No caso do cristianismo, o fundamentalismo acaba propondo compreensões literais sobre a revelação bíblica, carecendo do estudo analítico próprio da exegese e das ponderações críticas da hermenêutica. O conhecimento teológico mais elaborado, decorrente do avanço da ciência bíblica, encontra-se totalmente ausente das percepções e conclusões fundamentalistas. O resultado é um cristianismo corrompido, diminuído, muito distante e em profunda contradição com os ensinamentos mais genuínos e centrais do movimento de Jesus.

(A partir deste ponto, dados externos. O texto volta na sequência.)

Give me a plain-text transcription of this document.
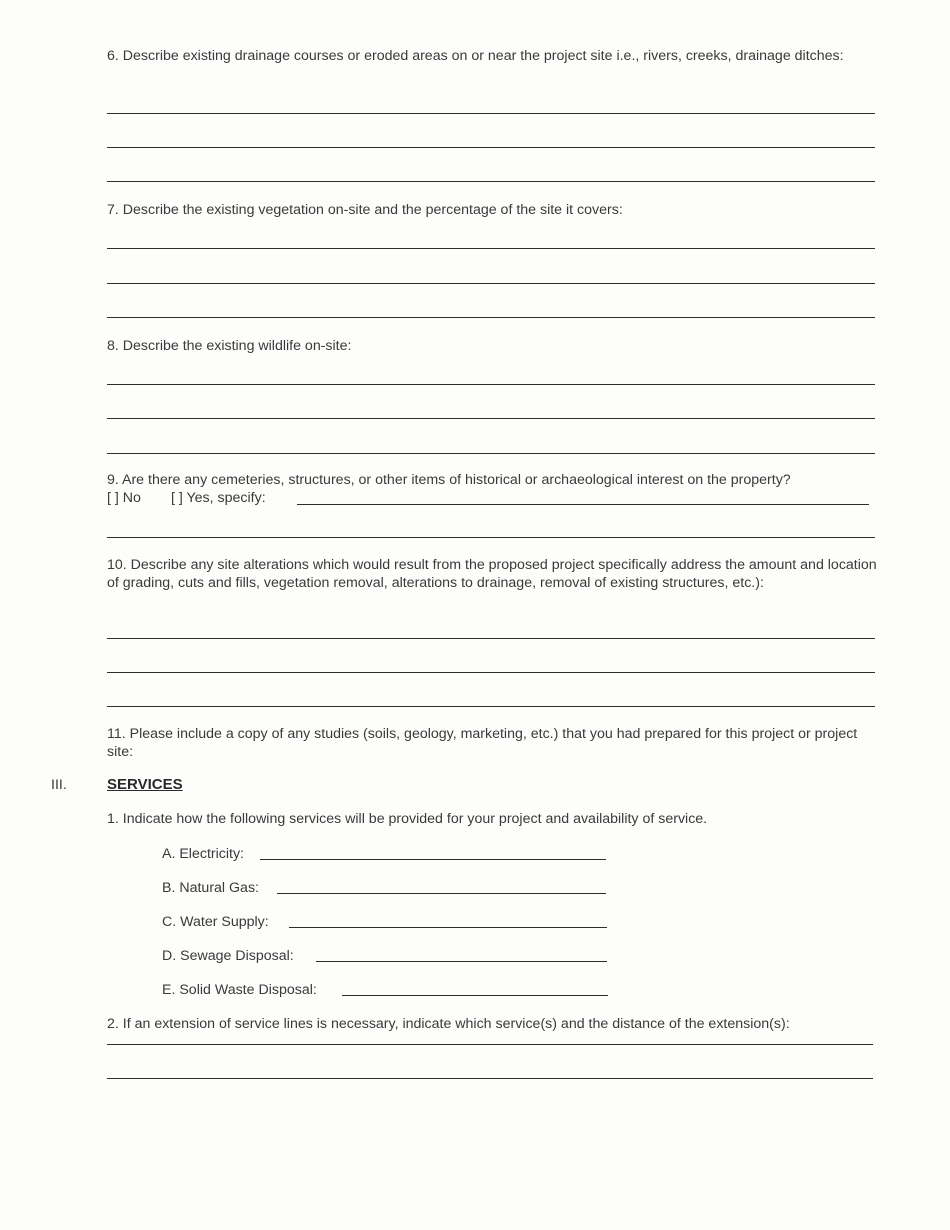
6. Describe existing drainage courses or eroded areas on or near the project site i.e., rivers, creeks, drainage ditches:
7. Describe the existing vegetation on-site and the percentage of the site it covers:
8. Describe the existing wildlife on-site:
9. Are there any cemeteries, structures, or other items of historical or archaeological interest on the property?
[ ] No [ ] Yes, specify:
10. Describe any site alterations which would result from the proposed project specifically address the amount and location of grading, cuts and fills, vegetation removal, alterations to drainage, removal of existing structures, etc.):
11. Please include a copy of any studies (soils, geology, marketing, etc.) that you had prepared for this project or project site:
III.	SERVICES
1. Indicate how the following services will be provided for your project and availability of service.
A. Electricity:
B. Natural Gas:
C. Water Supply:
D. Sewage Disposal:
E. Solid Waste Disposal:
2. If an extension of service lines is necessary, indicate which service(s) and the distance of the extension(s):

A saída para esse complexo caos social está no fortalecimento do Estado laico, livre da tutela das religiões. Mas é fundamental também o aprofundamento da democracia cultural, possibilitando que os bens culturais sejam acessíveis ao conjunto da sociedade. A formação crítica, visando à cidadania política, é um importante antídoto contra uma concepção religiosa que pode alienar, manipular e justificar sistemas de opressão e exploração.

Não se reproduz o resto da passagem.